И только много лет спустя я поняла: несмотря ни на что, осталось еще много интересного. Просто модернистская понятийная «оптика» существенно ограничивала перспективу. Можно ли вообразить кощунство страшнее, чем писсуар Марселя Дюшана? Возможно ли найти что-то более брутальное, чем поклонение машине у Маринетти? Существуют ли более эффективные способы выхолащивания смысла, чем языковые эксперименты Гуннара Экелёфа? Эту проблему затронул Т. С. Элиот в рецензии на роман «Улисс» (1922). Трудно представить себе, утверждал поэт, что после «Улисса» Джойс сможет написать новый роман. Разве возможно превзойти этот гезамткунстверк, универсальный роман, неисчерпаемую и самогенерирующуюся систему аллегорий? И Элиот был прав – «Поминки по Финнегану» едва ли можно назвать романом.

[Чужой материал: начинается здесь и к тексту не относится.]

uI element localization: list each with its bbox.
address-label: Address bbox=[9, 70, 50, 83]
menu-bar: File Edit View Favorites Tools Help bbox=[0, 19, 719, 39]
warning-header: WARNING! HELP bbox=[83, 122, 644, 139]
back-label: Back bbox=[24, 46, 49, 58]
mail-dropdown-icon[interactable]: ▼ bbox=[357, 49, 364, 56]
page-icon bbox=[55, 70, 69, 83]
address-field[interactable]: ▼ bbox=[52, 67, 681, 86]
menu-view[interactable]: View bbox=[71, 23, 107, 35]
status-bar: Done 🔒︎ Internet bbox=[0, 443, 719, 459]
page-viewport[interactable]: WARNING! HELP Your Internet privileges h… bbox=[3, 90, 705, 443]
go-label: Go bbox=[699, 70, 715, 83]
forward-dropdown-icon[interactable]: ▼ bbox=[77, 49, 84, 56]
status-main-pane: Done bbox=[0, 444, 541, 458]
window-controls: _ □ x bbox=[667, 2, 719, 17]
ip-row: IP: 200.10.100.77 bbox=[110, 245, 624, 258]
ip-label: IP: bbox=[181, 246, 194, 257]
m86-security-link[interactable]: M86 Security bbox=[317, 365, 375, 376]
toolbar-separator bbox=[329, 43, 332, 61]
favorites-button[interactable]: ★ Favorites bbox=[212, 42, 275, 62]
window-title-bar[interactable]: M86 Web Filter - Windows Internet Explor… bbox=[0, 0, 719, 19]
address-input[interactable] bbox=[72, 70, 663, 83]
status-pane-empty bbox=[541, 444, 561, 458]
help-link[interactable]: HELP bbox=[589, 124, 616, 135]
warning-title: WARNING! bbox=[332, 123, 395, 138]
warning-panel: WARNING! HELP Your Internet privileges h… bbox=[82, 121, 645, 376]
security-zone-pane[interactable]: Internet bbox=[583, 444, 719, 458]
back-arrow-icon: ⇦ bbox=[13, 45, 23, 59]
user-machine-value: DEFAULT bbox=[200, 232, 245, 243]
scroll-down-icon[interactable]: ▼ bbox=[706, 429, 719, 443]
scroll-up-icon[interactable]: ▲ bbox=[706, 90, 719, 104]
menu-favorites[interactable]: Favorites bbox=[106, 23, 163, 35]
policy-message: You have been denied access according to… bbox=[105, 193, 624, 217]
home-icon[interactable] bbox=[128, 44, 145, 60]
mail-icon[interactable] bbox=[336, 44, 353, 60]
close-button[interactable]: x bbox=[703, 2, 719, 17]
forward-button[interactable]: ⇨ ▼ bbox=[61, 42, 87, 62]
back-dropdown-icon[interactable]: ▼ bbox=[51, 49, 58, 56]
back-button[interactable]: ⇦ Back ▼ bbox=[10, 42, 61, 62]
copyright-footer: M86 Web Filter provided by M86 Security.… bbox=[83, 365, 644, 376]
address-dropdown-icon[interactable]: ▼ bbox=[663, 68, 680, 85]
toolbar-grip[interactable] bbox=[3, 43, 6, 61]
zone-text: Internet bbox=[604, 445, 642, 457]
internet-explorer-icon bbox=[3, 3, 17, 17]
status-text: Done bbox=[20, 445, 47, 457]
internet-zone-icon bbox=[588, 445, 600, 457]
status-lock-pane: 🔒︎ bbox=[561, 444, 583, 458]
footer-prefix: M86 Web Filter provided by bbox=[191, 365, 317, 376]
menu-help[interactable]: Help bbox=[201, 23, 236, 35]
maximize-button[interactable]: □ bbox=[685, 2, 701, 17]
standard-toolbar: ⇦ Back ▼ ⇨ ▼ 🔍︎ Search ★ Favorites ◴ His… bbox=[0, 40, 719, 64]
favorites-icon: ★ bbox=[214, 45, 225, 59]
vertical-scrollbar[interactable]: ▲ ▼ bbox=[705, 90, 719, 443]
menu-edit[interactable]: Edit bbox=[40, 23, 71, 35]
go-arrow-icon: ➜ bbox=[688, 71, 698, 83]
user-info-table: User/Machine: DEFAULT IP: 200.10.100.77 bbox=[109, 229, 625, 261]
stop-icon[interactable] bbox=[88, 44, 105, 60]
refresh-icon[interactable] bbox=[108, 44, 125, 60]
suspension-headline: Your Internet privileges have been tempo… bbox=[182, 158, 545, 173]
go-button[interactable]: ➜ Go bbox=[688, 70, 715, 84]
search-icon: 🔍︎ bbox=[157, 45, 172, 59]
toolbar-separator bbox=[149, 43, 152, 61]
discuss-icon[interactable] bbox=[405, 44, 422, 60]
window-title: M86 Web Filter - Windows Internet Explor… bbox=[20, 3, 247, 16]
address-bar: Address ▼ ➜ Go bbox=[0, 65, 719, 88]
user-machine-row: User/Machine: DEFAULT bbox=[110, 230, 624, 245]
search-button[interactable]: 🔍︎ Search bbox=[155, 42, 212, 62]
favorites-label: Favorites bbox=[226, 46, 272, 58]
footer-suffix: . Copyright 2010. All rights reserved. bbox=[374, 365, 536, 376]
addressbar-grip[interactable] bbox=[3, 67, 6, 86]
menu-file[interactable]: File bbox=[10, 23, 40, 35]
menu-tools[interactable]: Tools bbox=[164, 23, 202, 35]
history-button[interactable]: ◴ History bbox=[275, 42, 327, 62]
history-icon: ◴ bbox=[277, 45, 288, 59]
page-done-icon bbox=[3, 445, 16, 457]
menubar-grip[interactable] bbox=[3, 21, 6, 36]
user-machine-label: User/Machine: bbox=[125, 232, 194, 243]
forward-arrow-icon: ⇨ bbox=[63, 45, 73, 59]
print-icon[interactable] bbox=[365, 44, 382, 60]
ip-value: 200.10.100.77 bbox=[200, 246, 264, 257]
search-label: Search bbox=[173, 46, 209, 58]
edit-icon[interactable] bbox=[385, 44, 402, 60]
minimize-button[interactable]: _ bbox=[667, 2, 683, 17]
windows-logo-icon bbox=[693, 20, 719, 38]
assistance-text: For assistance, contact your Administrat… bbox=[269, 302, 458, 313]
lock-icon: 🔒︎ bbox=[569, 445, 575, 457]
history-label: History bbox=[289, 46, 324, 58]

Модернистское стремление к обновлению, разрушению канонов и эксперименту должно было в конце концов утратить свою интенсивность, разрядиться, словно аккумулятор. И когда это произошло, релятивизировалась и модернистская концепция искусства как светского ритуала, как чистой альтернативы коммерциализации языка, как поправки к утилитаристским категориям мышления, как свободной зоны подлинности в отчужденном и материалистичном мире.
Я никогда не мечтала стать литературным критиком. Однако так сложилось, что я стала писать рецензии для газеты Dagens Nyheter. Мне было двадцать четыре, я печатала на машинке двумя пальцами, и мне не хватало журналистского опыта. Первое же задание было в духе «плыви-или-тони»: рецензия на шведский перевод книги Ролана Барта о фотографии «Camera Lucida». Мне потребовался месяц, чтобы сделать статью, отвечающую заданным требованиям.
Вскоре после этого мне позвонил редактор литературного журнала Bonniers, и я получила новое задание – написать рецензию на сборник стихов известного шведского поэта. Это была типичная «проходная» книжка, но создание текста, который я сама сочла приемлемым, стоило мне шести месяцев работы и как минимум одного просроченного дедлайна. Фундаментальные вопросы критики будоражили мой ум. Каждая книга, каждый текст, каждое стихотворение представлялось загадочным сфинксом. Каждая попытка анализа, словно песчинка, подхватывалась штормовым ветром и уносилась в океан. Что такое художественный текст? Что такое перевод? Каковы критерии сравнения и оценки? Какие неписаные правила и нормы действуют в мире литературной критики? Каково это – быть женщиной-интеллектуалкой? Для кого пишет критик? И чего ради?
В коридорах Dagens Nyheter я нередко останавливала своих опытных коллег-журналистов и приставала к ним с вопросами с той серьезностью, которая встречается только у новичков. Один коллега (заметим, мужчина) лишь отмахнулся и сказал: да не загоняйся ты, просто пиши – и всё! Другая же (заметим, женщина) – одна из самых выдающихся критиков Швеции, старше меня на тридцать лет – призналась, что ей отлично знакома моя тревога, и подтвердила, что все мои вопросы имеют смысл. Моя личная бездна разверзлась еще шире.
Тогда я поняла, что у меня есть две альтернативы. Либо сменить сферу деятельности, либо изучить азы литературной критики от и до. Я выбрала второе. Анализ художественного произведения, история жанров, повествовательные техники, критическая теория общества, законы дискурса, эпистемология, феминистская теория: ничто не было оставлено на волю случая. Адорно с товарищами оккупировали мои книжные полки. Спустя десять лет я получила степень доктора философии.
Задним числом эта въедливость – явное проявление чрезмерной амбициозности – кажется мне до смешного пафосной. Но в то же время уже тогда, в самом начале пути, мне было очевидно, что институт литературной критики потрясен до самых своих основ. Что контракт между искусством и публикой, культурой и обществом, автором и читателем пребывает в процессе переоформления.
Как пишет Ролан Барт в книге «Критика и истина» (1966), мы вошли в фазу глобального кризиса. Сегодня всё чаще говорится о «коммерциализации культуры», «маргинализации литературы» и «таблоидизации критики». Однако эти выражения неудачны сами по себе, потому что они нормативны – не в том смысле, что они вынуждают нас думать, будто коммерциализация культуры – это хорошо, или что таблоидизация критики желательна, и так далее. В конечном счете, эти выражения намекают на некие сейсмографические сдвиги, которые являются следствием постепенного разрушения модернистской концепции искусства.